Establishing robust chronologies for models of modern human dispersal in Southeast Asia: implications for arrival and occupation in Sunda and Sahul
thesisposted on 2022-03-28, 11:31 authored by Lani M. Barnes
Models that reconstruct modern human dispersal across the great arc from Africa to Australia require solid chronologies from key sites in Southeast Asia. Sunda, the continental landmass that connects Asia to Southeast Asia and Australasia, contains important evidence to constrain both arrival and occupation of humans en route to Australia. This evidence, however, is rarely associated with robust chronologies due to an absence of stratigraphic consistency, low precision, reproducibility or accuracy. In this research, optimally stimulated luminescence (OSL) dating techniques were applied to three archaeological sites in Southeast Asia that encompass both arrival and occupation: Tam Pa Ling and Nam Lot in northern Laos and Tham Lod rockshelter in north-western Thailand. This application provided solid independent age estimates to confirm the integrity of the sequences.
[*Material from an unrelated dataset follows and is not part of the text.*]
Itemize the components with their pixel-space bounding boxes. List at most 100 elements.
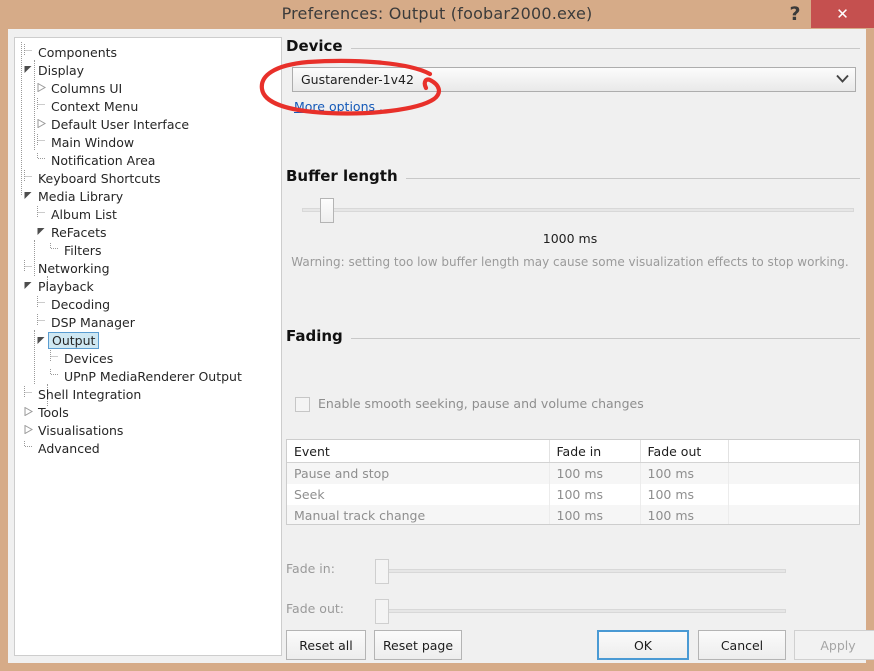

The timing of modern human arrival at Tam Pa Ling was identified as > 46 ka and arrival at Nam Lot after 50 ± 5 ka and before 46 ± 4 ka. Modern human occupation of Tham Lod was identified as occurring after 21 ± 4 ka and before 16 ± 2 ka. These robust chronologies have added evidence to understanding modern human arrival and occupation in Sunda. Furthermore these chronologies enable parallels to be drawn between the timing and archaeology of Late Pleistocene occupation in Sunda and Sahul. These similarities provide evidence to assess whether the Sunda occupants were the ancestors to the first Indigenous Australians.